Стояла тишина, поля как бы дремали в умиротворенной осенней дреме, глухой гром не ворочался за холмами, не гудели самолеты… Работы осталось на день, прикидывала Антонина, а если поднажать, не пожалеть пота – то и к обеду можно кончить…
И, сворачивая с полевой дороги к стану, она решила не говорить студентам ни про ночной грохот на шоссе и отходящие наши войска, артиллерию, покинувшую свои позиции, ни про близость фронта, ни про тревогу на деревне ото всего этого. Очень жалко было ей хлеб, не сам по себе он вырос, не даровым подарком, – в нем были труд и пот деревенских мужчин, где-то сейчас воевавших, чтобы не пустить врагов на эти поля, к этому взращенному ими хлебу, эмтээсовских трактористов, эмтээсовских дизелей и машин, тоже потрудившихся тут во всю мощь своих железных мускулов.
Завидя бричку, парни оставили свою физкультуру, бегом бросились навстречу с нарочито-преувеличенными радостными кликами, завопили еще громче, увидя обилие привезенных продуктов, выхватили пару капустных кочанов и, прыгая вокруг двигавшейся брички, стали кидать их друг другу, как футбольные мячи. Антонины парни-студенты не боялись, она была для них как бы не начальница, могли с ней и пошутить, и поострословить, и подурачиться у нее на глазах, вот как сейчас. Сникали они только перед своим институтским преподавателем, что был к ним приставлен, чтоб держать их в дисциплине и порядке. Звали его Ильей Семеновичем, был он совсем старичок, щупленький, в кривеньких очечках.
По беготне ребят и азартным их лицам Антонина поняла, что настроение на студенческом стане не хуже вчерашнего, ночные события студентам неизвестны, деревенская тревога сюда еще не дошла. Возле полевой кухни – самодельного стола, сбитого из неструганых досок, с горкой мытых, перевернутых кверху дном мисок – бричку окружили девушки, дежурные по стряпне, стали вытаскивать мешок с картошкой.
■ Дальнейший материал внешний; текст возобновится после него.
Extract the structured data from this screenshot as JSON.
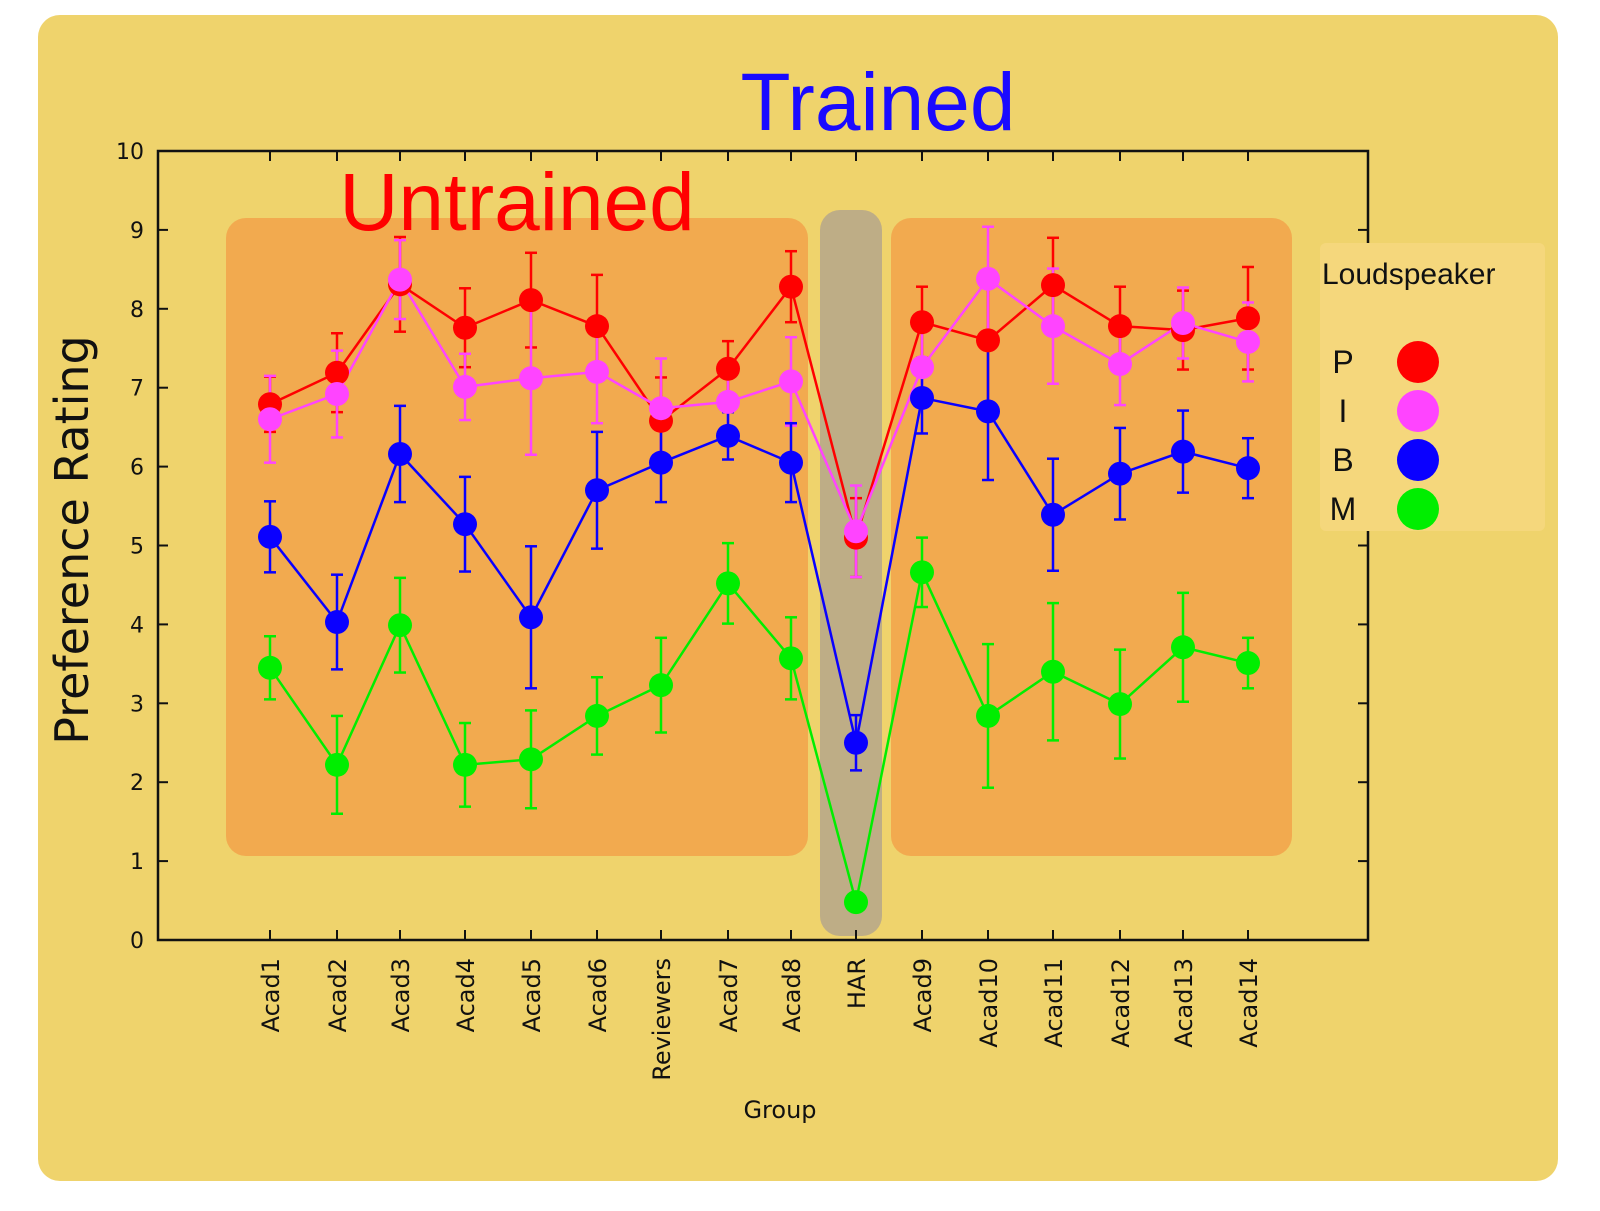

Мешок оказался им не по силам; подскочили ребята – помогать; девичьи, ребячьи лица замелькали в глазах Антонины.
В лица Антонина знала уже всех, и ребят, и девушек, а вот имена слабо держались в ее памяти, путались, вероятно, потому что были они самые простые, обычные: Коля, Саша, Валя, Нина, Лена, Наташа, опять Валя, опять Нина, Наташа, Лена, Валя… Одну лишь повариху, потому что она была поварихой с самого начала и часто разговаривала с Антониной о продуктах, она знала твердо: Тамара. Маленькая, пухловатенькая, этакий почти шарик в зеленом ворсистом лыжном костюме…
Ребят Антонина различала лучше, их было меньше девушек, и каждый чем-то выделялся – или наружностью, или поведением, особливостью своего характера. Вот тот, что первым выхватил из брички кочан капусты и подкинул его, как мяч, длиннорукий, худой, с длинной шеей, в пиджачишке с драными локтями, – Федя Лободин. Чернявый, как грач, в широких клешах и белых спортсменках, из которых уже торчат пальцы ног, – Игорь.